Vanderbilt will now consider prospective students’ superscored ACT results in the admissions process. This change comes after years of only accepting composite ACT scores. Superscoring is the process of taking a students’ highest score from each testing category (Math, English, Reading and Science) regardless of the testing date when calculating the average score.
ACT recently came out with a study that emphasized a correlation between a student’s score and their first year college GPA (FYGPA) using the various scoring systems (superscore, highest, last, average). In an analysis of 277,551 students, ACT found that the correlation between superscored ACT and FYGPA was slightly stronger than the other scoring methods. Superscored ACT’s correlation with FYGPA had an r-value (correlation coefficient) of r = 0.41, while last score, average score, and highest score have r-values of 0.40, 0.39, and 0.40, respectively.

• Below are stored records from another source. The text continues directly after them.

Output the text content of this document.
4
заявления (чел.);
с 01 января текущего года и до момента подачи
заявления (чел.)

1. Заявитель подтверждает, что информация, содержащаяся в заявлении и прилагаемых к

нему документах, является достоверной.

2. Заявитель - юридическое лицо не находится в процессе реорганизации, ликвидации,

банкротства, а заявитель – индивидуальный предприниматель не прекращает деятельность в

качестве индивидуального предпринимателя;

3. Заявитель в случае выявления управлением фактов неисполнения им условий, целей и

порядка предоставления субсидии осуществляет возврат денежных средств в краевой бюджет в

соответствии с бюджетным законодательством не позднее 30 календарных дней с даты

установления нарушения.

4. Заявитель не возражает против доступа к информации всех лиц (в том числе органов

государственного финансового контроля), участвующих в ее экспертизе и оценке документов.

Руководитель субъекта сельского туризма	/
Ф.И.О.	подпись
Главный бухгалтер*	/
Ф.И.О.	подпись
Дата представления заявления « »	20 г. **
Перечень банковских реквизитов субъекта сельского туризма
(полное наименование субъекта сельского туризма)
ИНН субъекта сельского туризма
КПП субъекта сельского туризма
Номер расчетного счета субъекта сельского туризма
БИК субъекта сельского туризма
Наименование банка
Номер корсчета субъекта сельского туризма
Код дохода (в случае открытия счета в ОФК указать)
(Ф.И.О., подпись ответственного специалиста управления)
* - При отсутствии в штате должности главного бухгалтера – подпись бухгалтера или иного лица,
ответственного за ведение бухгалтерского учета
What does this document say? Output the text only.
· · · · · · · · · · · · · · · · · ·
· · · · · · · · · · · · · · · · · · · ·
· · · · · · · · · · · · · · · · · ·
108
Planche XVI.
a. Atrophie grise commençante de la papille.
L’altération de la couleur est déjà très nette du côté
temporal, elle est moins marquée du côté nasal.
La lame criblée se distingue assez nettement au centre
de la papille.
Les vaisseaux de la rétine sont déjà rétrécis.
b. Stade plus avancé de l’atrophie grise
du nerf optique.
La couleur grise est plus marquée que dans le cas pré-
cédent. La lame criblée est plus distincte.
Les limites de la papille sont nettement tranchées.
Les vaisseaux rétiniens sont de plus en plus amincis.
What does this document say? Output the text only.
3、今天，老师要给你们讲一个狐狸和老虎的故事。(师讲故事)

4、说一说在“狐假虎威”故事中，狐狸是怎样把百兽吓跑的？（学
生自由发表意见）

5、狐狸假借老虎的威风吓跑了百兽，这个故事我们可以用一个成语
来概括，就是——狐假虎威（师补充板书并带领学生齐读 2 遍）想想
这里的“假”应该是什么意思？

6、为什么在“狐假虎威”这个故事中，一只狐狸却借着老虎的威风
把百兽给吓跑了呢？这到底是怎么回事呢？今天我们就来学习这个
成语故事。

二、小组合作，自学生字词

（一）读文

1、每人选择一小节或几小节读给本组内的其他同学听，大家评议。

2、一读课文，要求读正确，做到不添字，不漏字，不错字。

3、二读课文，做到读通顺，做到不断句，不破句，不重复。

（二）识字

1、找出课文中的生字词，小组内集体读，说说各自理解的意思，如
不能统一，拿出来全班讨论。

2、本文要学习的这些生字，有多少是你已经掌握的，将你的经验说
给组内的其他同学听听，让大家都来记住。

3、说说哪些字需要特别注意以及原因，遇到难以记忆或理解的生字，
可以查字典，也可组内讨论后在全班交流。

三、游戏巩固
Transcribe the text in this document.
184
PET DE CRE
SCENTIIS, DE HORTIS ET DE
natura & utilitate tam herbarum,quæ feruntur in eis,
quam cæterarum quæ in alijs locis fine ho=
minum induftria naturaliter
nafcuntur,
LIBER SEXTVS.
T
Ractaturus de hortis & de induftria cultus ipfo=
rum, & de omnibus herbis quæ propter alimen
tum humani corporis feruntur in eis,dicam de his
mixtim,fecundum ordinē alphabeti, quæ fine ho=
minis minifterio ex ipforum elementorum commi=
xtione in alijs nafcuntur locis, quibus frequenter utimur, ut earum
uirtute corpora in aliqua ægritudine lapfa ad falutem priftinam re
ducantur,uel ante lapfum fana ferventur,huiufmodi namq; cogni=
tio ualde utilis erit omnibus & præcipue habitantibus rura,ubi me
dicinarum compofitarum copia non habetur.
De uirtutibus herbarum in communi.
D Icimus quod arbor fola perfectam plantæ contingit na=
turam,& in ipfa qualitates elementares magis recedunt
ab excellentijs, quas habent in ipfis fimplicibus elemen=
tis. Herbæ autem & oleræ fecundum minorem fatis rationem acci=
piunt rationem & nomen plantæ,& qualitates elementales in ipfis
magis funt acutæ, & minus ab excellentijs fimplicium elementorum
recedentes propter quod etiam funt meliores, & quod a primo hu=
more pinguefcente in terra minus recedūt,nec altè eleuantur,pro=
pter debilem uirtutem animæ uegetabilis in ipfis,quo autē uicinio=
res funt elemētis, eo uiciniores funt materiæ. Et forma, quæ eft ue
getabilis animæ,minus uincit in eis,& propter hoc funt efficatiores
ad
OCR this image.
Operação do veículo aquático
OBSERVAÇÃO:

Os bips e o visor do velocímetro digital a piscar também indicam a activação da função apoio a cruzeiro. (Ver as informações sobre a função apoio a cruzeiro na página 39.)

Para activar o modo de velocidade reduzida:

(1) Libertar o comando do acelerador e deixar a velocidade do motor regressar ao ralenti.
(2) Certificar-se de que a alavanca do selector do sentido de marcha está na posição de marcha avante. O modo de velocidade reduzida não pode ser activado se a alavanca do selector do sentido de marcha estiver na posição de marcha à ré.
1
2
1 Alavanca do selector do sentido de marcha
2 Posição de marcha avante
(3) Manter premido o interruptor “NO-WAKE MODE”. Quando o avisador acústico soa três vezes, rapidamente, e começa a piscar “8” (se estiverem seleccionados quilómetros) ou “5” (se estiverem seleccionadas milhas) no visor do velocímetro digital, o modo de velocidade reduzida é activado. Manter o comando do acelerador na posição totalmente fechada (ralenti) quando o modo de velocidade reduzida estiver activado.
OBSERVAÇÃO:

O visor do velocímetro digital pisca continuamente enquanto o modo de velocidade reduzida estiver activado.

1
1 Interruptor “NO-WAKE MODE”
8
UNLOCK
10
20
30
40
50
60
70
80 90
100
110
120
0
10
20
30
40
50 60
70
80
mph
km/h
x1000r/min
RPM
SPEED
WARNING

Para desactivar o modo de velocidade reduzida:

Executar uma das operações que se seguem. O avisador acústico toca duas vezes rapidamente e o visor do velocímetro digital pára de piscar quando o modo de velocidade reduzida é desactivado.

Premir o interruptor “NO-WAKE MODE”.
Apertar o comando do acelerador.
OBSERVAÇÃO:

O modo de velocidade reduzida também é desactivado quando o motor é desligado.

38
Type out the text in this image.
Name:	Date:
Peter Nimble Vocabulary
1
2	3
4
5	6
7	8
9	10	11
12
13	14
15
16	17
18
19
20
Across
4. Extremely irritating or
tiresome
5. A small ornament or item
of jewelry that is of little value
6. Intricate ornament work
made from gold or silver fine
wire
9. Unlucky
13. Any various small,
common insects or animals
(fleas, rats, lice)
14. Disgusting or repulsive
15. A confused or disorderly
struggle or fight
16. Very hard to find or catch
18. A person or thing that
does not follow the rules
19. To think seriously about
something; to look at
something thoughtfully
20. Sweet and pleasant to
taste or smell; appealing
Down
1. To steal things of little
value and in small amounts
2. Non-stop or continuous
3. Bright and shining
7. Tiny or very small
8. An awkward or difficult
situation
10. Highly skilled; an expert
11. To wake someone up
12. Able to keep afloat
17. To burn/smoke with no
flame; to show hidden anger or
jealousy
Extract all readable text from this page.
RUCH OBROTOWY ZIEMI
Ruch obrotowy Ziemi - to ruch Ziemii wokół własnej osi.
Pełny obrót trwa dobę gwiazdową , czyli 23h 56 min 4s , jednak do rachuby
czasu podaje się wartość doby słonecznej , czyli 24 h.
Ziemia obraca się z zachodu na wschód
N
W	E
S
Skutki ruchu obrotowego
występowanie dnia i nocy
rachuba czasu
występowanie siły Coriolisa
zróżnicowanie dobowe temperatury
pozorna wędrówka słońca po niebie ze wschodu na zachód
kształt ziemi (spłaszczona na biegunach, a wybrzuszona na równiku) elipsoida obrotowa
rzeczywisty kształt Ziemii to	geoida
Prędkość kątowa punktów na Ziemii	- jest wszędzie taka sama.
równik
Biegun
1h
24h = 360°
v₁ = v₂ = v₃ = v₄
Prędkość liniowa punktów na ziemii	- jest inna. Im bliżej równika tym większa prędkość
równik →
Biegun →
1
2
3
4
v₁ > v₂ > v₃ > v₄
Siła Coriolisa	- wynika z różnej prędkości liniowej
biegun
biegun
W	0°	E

In other words, culminating an overall score from multiple testing dates best predicts student capabilities at college. This data influenced Vanderbilt in altering its policy, according to Dean of Admissions and Financial Aid Douglas Christiansen.
“Now that they have research to back it, we did it,” Christiansen said.
In the past, Vanderbilt had accepted superscored SAT scores but not ACT scores. Christiansen claims this policy was implemented because College Board, the company that creates the SAT, says that each subsection on each test is independent of the others; for example, a reading section on an administered test is not made to complement that particular test’s math section. However, the ACT had previously stated that each of the subsections were weighted differently per test, making each section’s results intertwined and not a direct correlation to the average.
In addition to the research, Christiansen said other reasons for now superscoring the ACT include making testing more user-friendly for students and easier for families with less educational capital who may have no prior knowledge of the testing process.
ACT offers fee waivers to low-income students to take the exam for free up to two times. But with the $52 per-exam cost of the ACT and since 35.6 percent of high school students in ACT’s study took the test three or more times, it’s possible that this policy could disadvantage lower-income students.
“It definitely is going to be useful for juniors who are taking the ACT who have superscores that combine higher than the actual composite score,” first-year Gabi Chiavenato said. “It was really unfair that they didn’t superscore the ACT before.”
First-year Mary Allen Murray also said that superscoring may lead to a decrease in quality of admitted students.
Vanderbilt admissions, however, is not concerned about a decrease in caliber of students accepted to Vanderbilt as a result of this change.
“Because our testing [average] is so high, it will make no difference in what our outcome is,” Christiansen said.